Discussion in 'Mac Basics and Help' started by chrono1081, Jul 8, 2014.

  1. chrono1081 macrumors 604


    Jan 26, 2008
    Isla Nublar
    Hi guys,

    Is there a nice site everyone uses to learn Terminal? I tried different sites for both Terminal and Unix and they all end up being dead ends (commands that don't work).

    I was wondering if anyone knew of a good resource to use.
  2. chown33, Jul 8, 2014
    Last edited: Jul 8, 2014

    chown33 macrumors 604

    Aug 9, 2009
    Sailing beyond the sunset
    Terminal is primarily a windowed command-line interface to the shell. The fact that each window is an independent shell can be useful, but interacting with the shell itself is the primary interface.

    One the most useful features of Terminal (as distinct from shell) is the ability to copy and paste commands into Terminal windows. This makes it simple to edit or revise command-lines in, say, TextEdit, then simply copy and paste into Terminal. This is far simpler than learning the shell's builtin control-key editing features (or learning the 'vi' or 'emacs' editors).

    The shell itself is a command-processing language. It consists of builtins (commands the shell does itself) and whatever external commands are located in any directory in your PATH variable.
    • To learn about the shell and its builtins (which includes things like shell variables, globbing patterns like * and [a-z]), study the shell. Different shells are different. The 'bash' shell has online references (bash man page) as well as builtin reference via the man command.
    • To learn about the Posix-compatible commands that aren't built into the shell, study those.
    • To learn about commands specific to OS X, study those. The online man-pages are here:
    It's unclear to me which of those subject areas addresses what you want to learn.

    Also see:

    The first step is probably to look at the online man page for 'man' itself, so you can read man pages with it. From there, it depends on what you want to study: shell, Posix commands, OS X commands.

    'bash' has a huge man page. You may find it daunting. Some online bash tutorials or GNU info references may be less daunting. The 'info' command is provided by Linux as its primary documentation system.

    Since the non-builtin commands will vary between GNU/Linux and OS X, if you find a bash tutorial that assumes Linux, you will encounter difficulties. This is why it's important to distinguish Posix from non-Posix, and OS X from others. Posix commands are cross-platform. OS X is Posix compliant, with additions. Linux is mostly Posix-compliant, but not completely.

    Finally, if you post examples of some of the dead-end sites, along with what you were looking for, we might be able to post more specific suggestions. As given, no one knows what you tried or why it wasn't helpful in achieving your goals.
  3. hiddenmarkov macrumors 6502a

    Mar 12, 2014
    This would be of help. Most "common" bash tasks called up I find work across my mac os and Linux vm's I run (and I run Ubuntu and centos server versions in vm).

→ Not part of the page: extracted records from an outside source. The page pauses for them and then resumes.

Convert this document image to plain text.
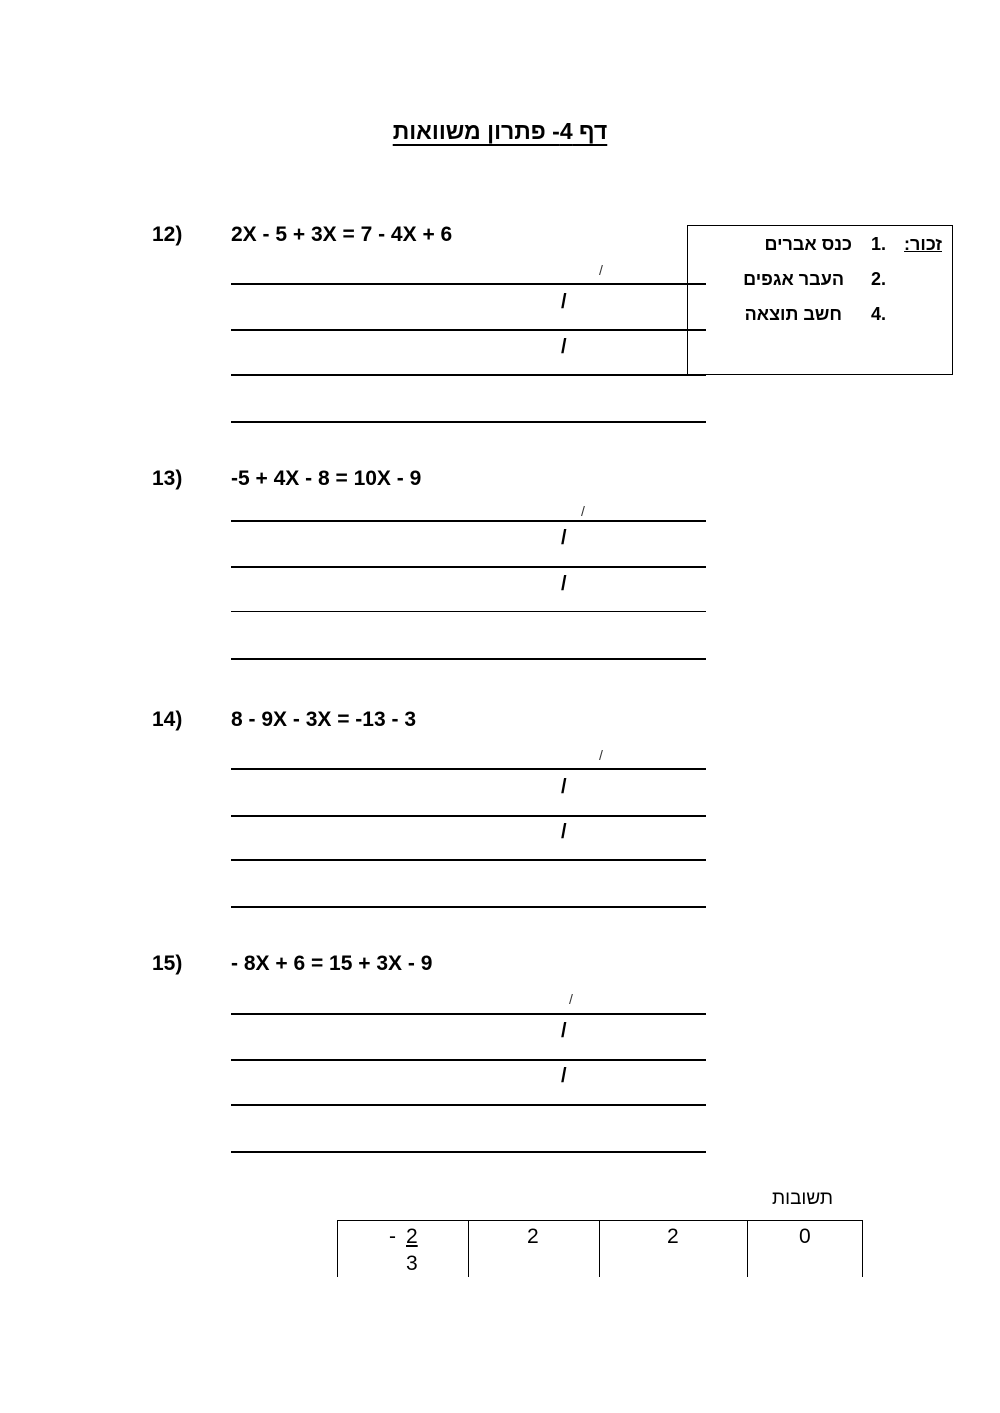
דף 4- פתרון משוואות
זכור:
.1
כנס אברים
.2
העבר אגפים
.4
חשב תוצאה
12) 2X - 5 + 3X = 7 - 4X + 6
/
/
/
13) -5 + 4X - 8 = 10X - 9
/
/
/
14) 8 - 9X - 3X = -13 - 3
/
/
/
15) - 8X + 6 = 15 + 3X - 9
/
/
/
תשובות
- 2
3
2	2	0
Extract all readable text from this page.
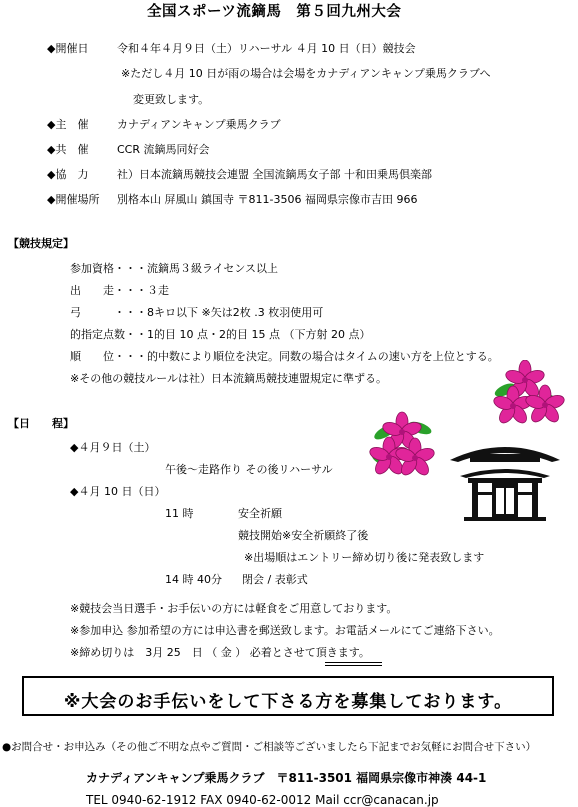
全国スポーツ流鏑馬　第５回九州大会
◆開催日	令和４年４月９日（土）リハーサル ４月 10 日（日）競技会
※ただし４月 10 日が雨の場合は会場をカナディアンキャンプ乗馬クラブへ
変更致します。
◆主　催	カナディアンキャンプ乗馬クラブ
◆共　催	CCR 流鏑馬同好会
◆協　力	社）日本流鏑馬競技会連盟 全国流鏑馬女子部 十和田乗馬倶楽部
◆開催場所 別格本山 屏風山 鎮国寺 〒811-3506 福岡県宗像市吉田 966
【競技規定】
参加資格・・・流鏑馬３級ライセンス以上
出　　走・・・３走
弓　　　・・・8キロ以下 ※矢は2枚 .3 枚羽使用可
的指定点数・・1的目 10 点・2的目 15 点 （下方射 20 点）
順　　位・・・的中数により順位を決定。同数の場合はタイムの速い方を上位とする。
※その他の競技ルールは社）日本流鏑馬競技連盟規定に準ずる。
【日　　程】
◆４月９日（土）
午後～走路作り その後リハーサル
◆４月 10 日（日）
11 時	安全祈願
競技開始※安全祈願終了後
※出場順はエントリー締め切り後に発表致します
14 時 40分 閉会 / 表彰式
※競技会当日選手・お手伝いの方には軽食をご用意しております。
※参加申込 参加希望の方には申込書を郵送致します。お電話メールにてご連絡下さい。
※締め切りは　3月 25　日 （ 金 ） 必着とさせて頂きます。
※大会のお手伝いをして下さる方を募集しております。
●お問合せ・お申込み（その他ご不明な点やご質問・ご相談等ございましたら下記までお気軽にお問合せ下さい）
カナディアンキャンプ乗馬クラブ　〒811-3501 福岡県宗像市神湊 44-1
TEL 0940-62-1912 FAX 0940-62-0012 Mail ccr@canacan.jp
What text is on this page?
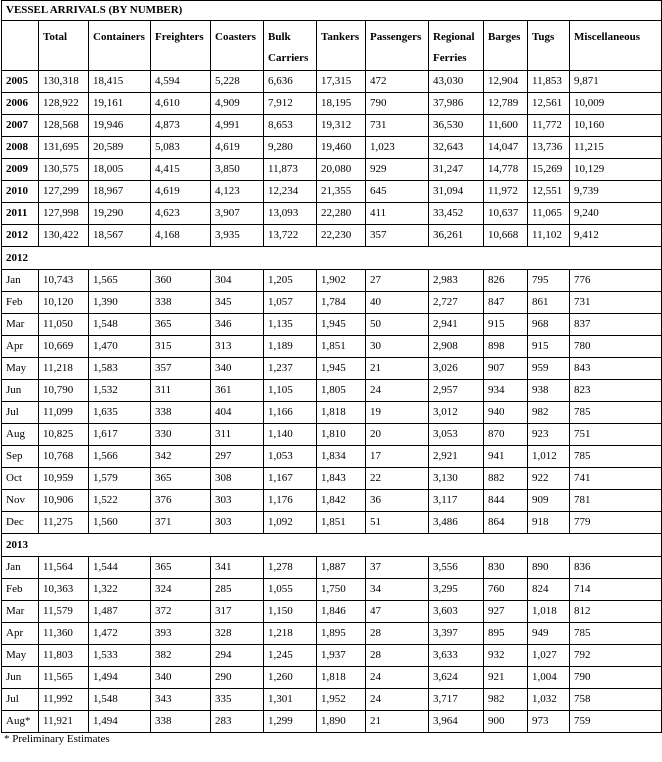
VESSEL ARRIVALS (BY NUMBER)											
	Total	Containers	Freighters	Coasters	Bulk Carriers	Tankers	Passengers	Regional Ferries	Barges	Tugs	Miscellaneous
2005	130,318	18,415	4,594	5,228	6,636	17,315	472	43,030	12,904	11,853	9,871
2006	128,922	19,161	4,610	4,909	7,912	18,195	790	37,986	12,789	12,561	10,009
2007	128,568	19,946	4,873	4,991	8,653	19,312	731	36,530	11,600	11,772	10,160
2008	131,695	20,589	5,083	4,619	9,280	19,460	1,023	32,643	14,047	13,736	11,215
2009	130,575	18,005	4,415	3,850	11,873	20,080	929	31,247	14,778	15,269	10,129
2010	127,299	18,967	4,619	4,123	12,234	21,355	645	31,094	11,972	12,551	9,739
2011	127,998	19,290	4,623	3,907	13,093	22,280	411	33,452	10,637	11,065	9,240
2012	130,422	18,567	4,168	3,935	13,722	22,230	357	36,261	10,668	11,102	9,412
2012											
Jan	10,743	1,565	360	304	1,205	1,902	27	2,983	826	795	776
Feb	10,120	1,390	338	345	1,057	1,784	40	2,727	847	861	731
Mar	11,050	1,548	365	346	1,135	1,945	50	2,941	915	968	837
Apr	10,669	1,470	315	313	1,189	1,851	30	2,908	898	915	780
May	11,218	1,583	357	340	1,237	1,945	21	3,026	907	959	843
Jun	10,790	1,532	311	361	1,105	1,805	24	2,957	934	938	823
Jul	11,099	1,635	338	404	1,166	1,818	19	3,012	940	982	785
Aug	10,825	1,617	330	311	1,140	1,810	20	3,053	870	923	751
Sep	10,768	1,566	342	297	1,053	1,834	17	2,921	941	1,012	785
Oct	10,959	1,579	365	308	1,167	1,843	22	3,130	882	922	741
Nov	10,906	1,522	376	303	1,176	1,842	36	3,117	844	909	781
Dec	11,275	1,560	371	303	1,092	1,851	51	3,486	864	918	779
2013											
Jan	11,564	1,544	365	341	1,278	1,887	37	3,556	830	890	836
Feb	10,363	1,322	324	285	1,055	1,750	34	3,295	760	824	714
Mar	11,579	1,487	372	317	1,150	1,846	47	3,603	927	1,018	812
Apr	11,360	1,472	393	328	1,218	1,895	28	3,397	895	949	785
May	11,803	1,533	382	294	1,245	1,937	28	3,633	932	1,027	792
Jun	11,565	1,494	340	290	1,260	1,818	24	3,624	921	1,004	790
Jul	11,992	1,548	343	335	1,301	1,952	24	3,717	982	1,032	758
Aug*	11,921	1,494	338	283	1,299	1,890	21	3,964	900	973	759
* Preliminary Estimates
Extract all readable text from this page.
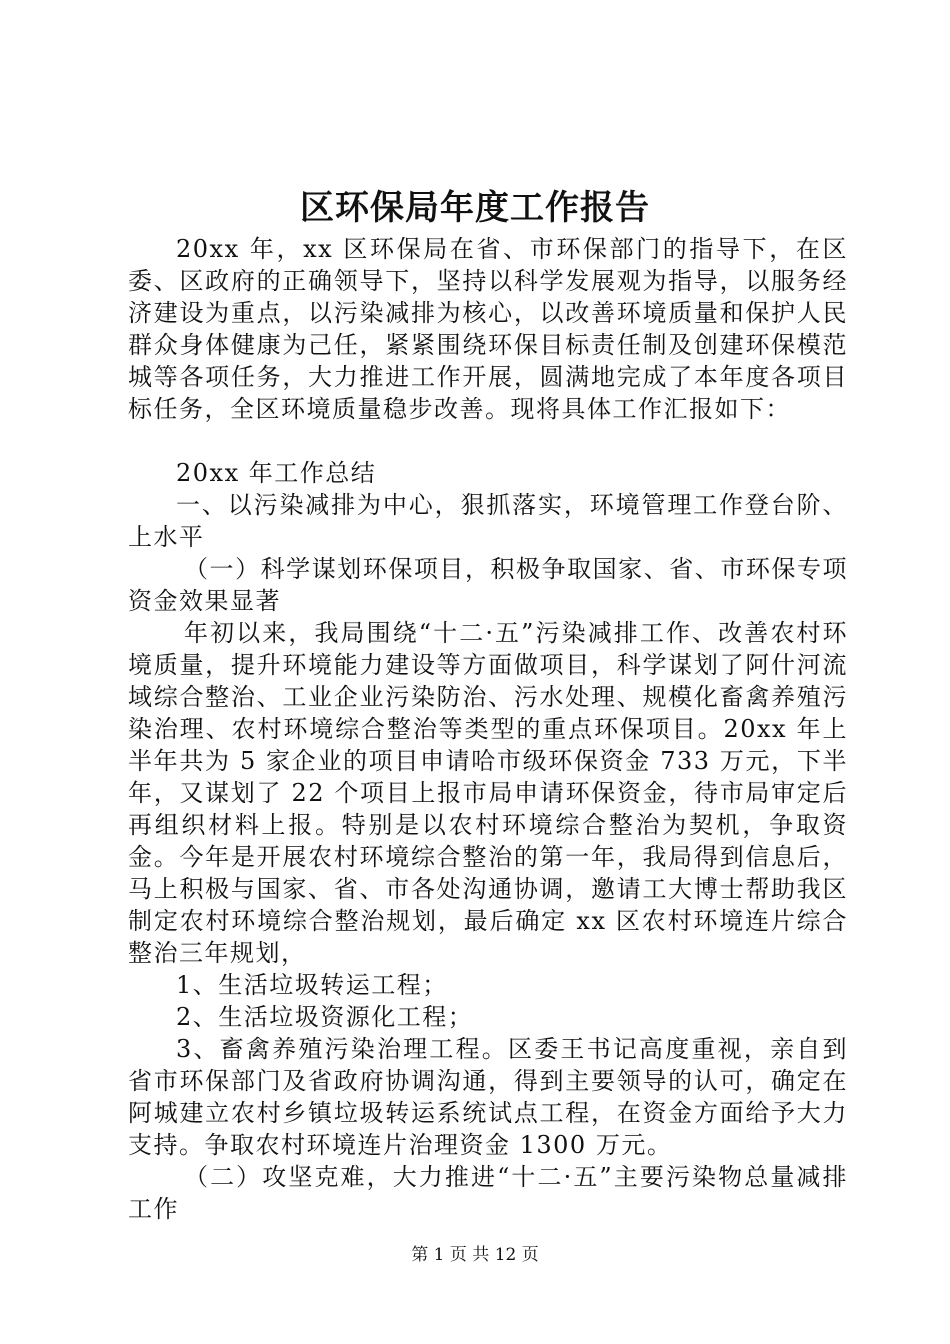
区环保局年度工作报告

20xx 年，xx 区环保局在省、市环保部门的指导下，在区委、区政府的正确领导下，坚持以科学发展观为指导，以服务经济建设为重点，以污染减排为核心，以改善环境质量和保护人民群众身体健康为己任，紧紧围绕环保目标责任制及创建环保模范城等各项任务，大力推进工作开展，圆满地完成了本年度各项目标任务，全区环境质量稳步改善。现将具体工作汇报如下：

20xx 年工作总结

一、以污染减排为中心，狠抓落实，环境管理工作登台阶、上水平

（一）科学谋划环保项目，积极争取国家、省、市环保专项资金效果显著

年初以来，我局围绕“十二·五”污染减排工作、改善农村环境质量，提升环境能力建设等方面做项目，科学谋划了阿什河流域综合整治、工业企业污染防治、污水处理、规模化畜禽养殖污染治理、农村环境综合整治等类型的重点环保项目。20xx 年上半年共为 5 家企业的项目申请哈市级环保资金 733 万元，下半年，又谋划了 22 个项目上报市局申请环保资金，待市局审定后再组织材料上报。特别是以农村环境综合整治为契机，争取资金。今年是开展农村环境综合整治的第一年，我局得到信息后，马上积极与国家、省、市各处沟通协调，邀请工大博士帮助我区制定农村环境综合整治规划，最后确定 xx 区农村环境连片综合整治三年规划，

1、生活垃圾转运工程；

2、生活垃圾资源化工程；

3、畜禽养殖污染治理工程。区委王书记高度重视，亲自到省市环保部门及省政府协调沟通，得到主要领导的认可，确定在阿城建立农村乡镇垃圾转运系统试点工程，在资金方面给予大力支持。争取农村环境连片治理资金 1300 万元。

（二）攻坚克难，大力推进“十二·五”主要污染物总量减排工作

第 1 页 共 12 页
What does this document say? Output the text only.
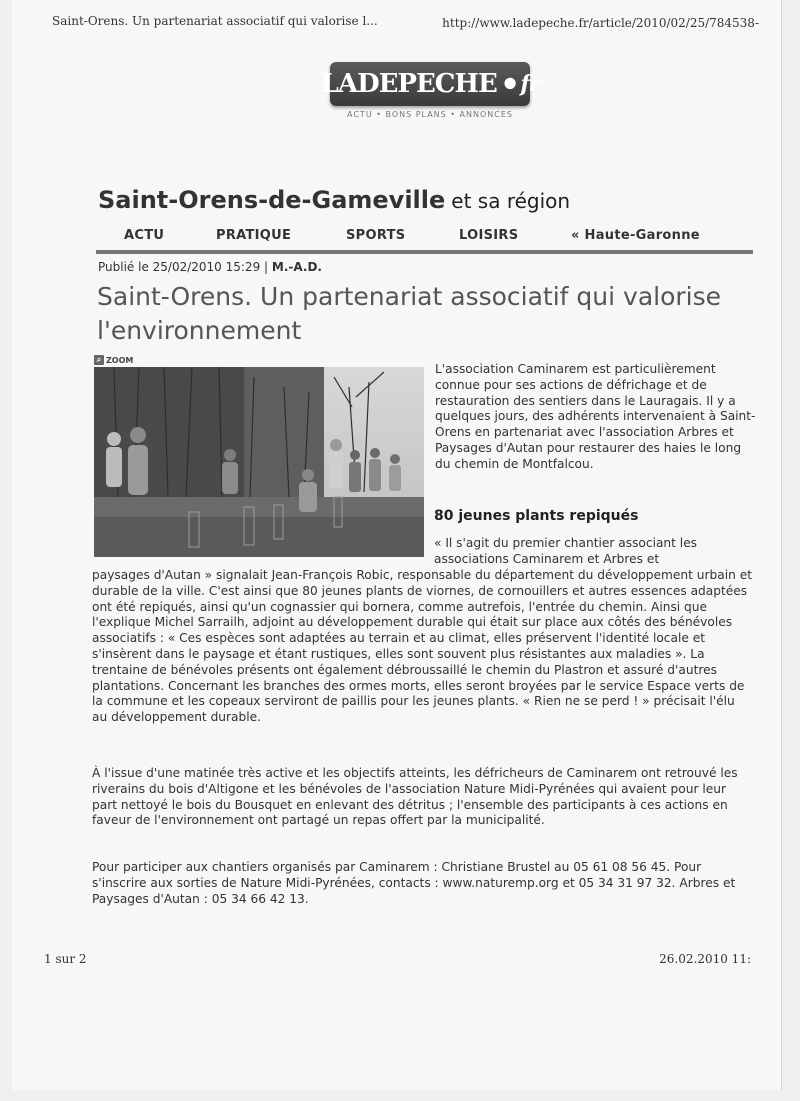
Saint-Orens. Un partenariat associatif qui valorise l...	http://www.ladepeche.fr/article/2010/02/25/784538-
LADEPECHE • fr
ACTU • BONS PLANS • ANNONCES
Saint-Orens-de-Gameville et sa région
ACTU	PRATIQUE	SPORTS	LOISIRS	« Haute-Garonne
Publié le 25/02/2010 15:29 | M.-A.D.
Saint-Orens. Un partenariat associatif qui valorise l'environnement
⌕ ZOOM

L'association Caminarem est particulièrement connue pour ses actions de défrichage et de restauration des sentiers dans le Lauragais. Il y a quelques jours, des adhérents intervenaient à Saint-Orens en partenariat avec l'association Arbres et Paysages d'Autan pour restaurer des haies le long du chemin de Montfalcou.

80 jeunes plants repiqués

« Il s'agit du premier chantier associant les associations Caminarem et Arbres et

paysages d'Autan » signalait Jean-François Robic, responsable du département du développement urbain et durable de la ville. C'est ainsi que 80 jeunes plants de viornes, de cornouillers et autres essences adaptées ont été repiqués, ainsi qu'un cognassier qui bornera, comme autrefois, l'entrée du chemin. Ainsi que l'explique Michel Sarrailh, adjoint au développement durable qui était sur place aux côtés des bénévoles associatifs : « Ces espèces sont adaptées au terrain et au climat, elles préservent l'identité locale et s'insèrent dans le paysage et étant rustiques, elles sont souvent plus résistantes aux maladies ». La trentaine de bénévoles présents ont également débroussaillé le chemin du Plastron et assuré d'autres plantations. Concernant les branches des ormes morts, elles seront broyées par le service Espace verts de la commune et les copeaux serviront de paillis pour les jeunes plants. « Rien ne se perd ! » précisait l'élu au développement durable.

À l'issue d'une matinée très active et les objectifs atteints, les défricheurs de Caminarem ont retrouvé les riverains du bois d'Altigone et les bénévoles de l'association Nature Midi-Pyrénées qui avaient pour leur part nettoyé le bois du Bousquet en enlevant des détritus ; l'ensemble des participants à ces actions en faveur de l'environnement ont partagé un repas offert par la municipalité.

Pour participer aux chantiers organisés par Caminarem : Christiane Brustel au 05 61 08 56 45. Pour s'inscrire aux sorties de Nature Midi-Pyrénées, contacts : www.naturemp.org et 05 34 31 97 32. Arbres et Paysages d'Autan : 05 34 66 42 13.

1 sur 2	26.02.2010 11:
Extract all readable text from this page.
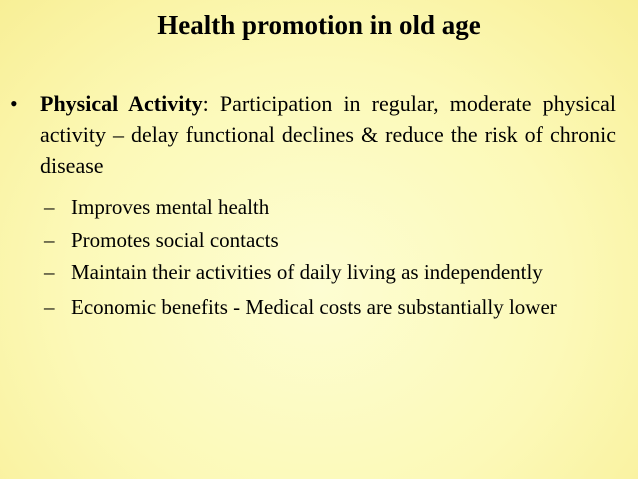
Health promotion in old age
•	Physical Activity: Participation in regular, moderate physical activity – delay functional declines & reduce the risk of chronic disease
– Improves mental health
– Promotes social contacts
– Maintain their activities of daily living as independently
– Economic benefits - Medical costs are substantially lower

    Only time I have had issues is like say for doing cli work for apache doing webserver stuff. One time I found a very decent guide for an Ubuntu lamp. Very decent if running the version of Ubuntu of the guide lol. At some point they changed some file structure around and most of the guidance was not working. Until I found out where the files moved to anyway. take away is using cli for specific stuff your guide(s) may not cover all possible locations the files may be at.

    Also you did not say if copy pasting code or typing it out. If typing check for fat finger. I know with me this is where I have issues from time to time. Basic example would be if I want to edit a system file. I would run say:

    sudo nano "some location/some file name"

    If I fat finger the location and/or name....nano will open up to empty text edit screen. My big clue I did something wrong. If file existed and typed correctly I would see the file text in nano. Nano being one of many *nix text editors. I happen to like it the most, find one you like (vi zealots lets not turn this into one of those threads lol....).